With a Supreme Court hostile to inventors, venture capital and many startups moving to China

Due to the death of the patent troll narrative, venue reform would never have made it through Congress, but the infringer lobby doesn’t need Congress when they have a Supreme Court. They just need to make it sound like Congress may pass it and the Supreme Court will just do it for them, as if the Court can’t help themselves but to meddle in patent politics as they continue to disrupt generations of well settled patent law with practically every decision. However, this mode of lawmaking comes with very serious consequences. A group of nine liberal art majors who have never started up a company with the sole asset of a patent need a lot of information in order to understand the effects of their decisions. It is clearly evident from eBay, Alice and virtually all of the Supreme Court’s major patent decisions in the last decade that they do not understand the consequences of their decisions.

Former Cisco Executive Giancarlo peels back ‘false narrative’ on patent trolls, patent reform

The true agenda of those who support further reform of the U.S. patent system is as follows: to discriminate against entities which license technologies instead of manufacture; to increase the costs of asserting patent rights to the detriment of individuals and startups; and to stilt the conversations surrounding tech licensing in favor of the infringer bringing a product to market. “If you trip over our patent, you’re a thief. If we trip over your patent, you’re a troll,” Giancarlo said… “Let’s call patent reform for what it is: a blatant economic and power grab by tech firms to infringe on technology created by others,” Giancarlo said. In his opinion, the true trolls are the entities trolling Congress to get a competitive advantage over smaller entities.
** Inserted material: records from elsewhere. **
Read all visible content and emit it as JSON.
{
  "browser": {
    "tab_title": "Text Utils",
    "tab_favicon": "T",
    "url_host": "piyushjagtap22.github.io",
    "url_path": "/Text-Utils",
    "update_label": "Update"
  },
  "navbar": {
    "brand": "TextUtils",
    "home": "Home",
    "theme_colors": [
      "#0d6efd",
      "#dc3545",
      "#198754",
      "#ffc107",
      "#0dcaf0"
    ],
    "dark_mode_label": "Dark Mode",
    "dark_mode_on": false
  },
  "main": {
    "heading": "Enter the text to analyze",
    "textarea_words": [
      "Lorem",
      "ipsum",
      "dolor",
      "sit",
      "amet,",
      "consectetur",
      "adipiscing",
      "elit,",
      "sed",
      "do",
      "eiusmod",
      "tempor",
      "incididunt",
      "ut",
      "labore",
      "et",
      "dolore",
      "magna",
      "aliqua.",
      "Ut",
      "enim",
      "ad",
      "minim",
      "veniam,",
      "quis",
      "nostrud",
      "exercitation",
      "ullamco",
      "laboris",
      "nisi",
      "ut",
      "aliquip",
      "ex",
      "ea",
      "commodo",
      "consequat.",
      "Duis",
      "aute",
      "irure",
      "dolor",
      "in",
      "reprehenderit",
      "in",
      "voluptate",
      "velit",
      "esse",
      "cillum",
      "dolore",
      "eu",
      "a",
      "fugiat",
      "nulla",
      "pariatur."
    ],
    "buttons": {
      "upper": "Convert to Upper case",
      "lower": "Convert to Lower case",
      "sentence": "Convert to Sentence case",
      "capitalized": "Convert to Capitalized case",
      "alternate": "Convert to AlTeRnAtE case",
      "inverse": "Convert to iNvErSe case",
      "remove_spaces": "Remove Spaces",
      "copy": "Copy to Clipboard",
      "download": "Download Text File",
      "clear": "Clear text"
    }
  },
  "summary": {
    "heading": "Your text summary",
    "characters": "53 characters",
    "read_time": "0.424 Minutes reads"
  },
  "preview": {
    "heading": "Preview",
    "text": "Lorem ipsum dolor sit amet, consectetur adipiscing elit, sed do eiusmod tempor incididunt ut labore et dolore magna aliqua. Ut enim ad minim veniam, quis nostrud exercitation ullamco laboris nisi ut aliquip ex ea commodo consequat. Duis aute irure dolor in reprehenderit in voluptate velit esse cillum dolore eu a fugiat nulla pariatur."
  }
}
Patent troll narrative returns to Capitol Hill as relentless push for patent reform continues

The beauty of the patent troll narrative was it took little time to absorb and instantly painted a pejorative picture in the minds-eye of the listener. It became easy to repeat. Its bumper-sticker simplicity lead to widespread usage, which ultimately (and quickly) became accepted as fact without much, if any, critical thought. Most important, the strategy by-passed the arcane complexity of its convoluted subject matter by shifting the burden of Congressional persuasion to its victimized and under-resourced opponents… Expect big tech and its leftist bed-fellows to exert more effort to “de-propertize” patents on Capitol Hill and in the courts… Expect proponents of reform to mischaracterize patent reform as a step towards tort-reform, which is nearly comical given that the tortfeasor in the equation is the party that is trampling on the property rights of patent holders through infringement, which is many times purposeful and willful.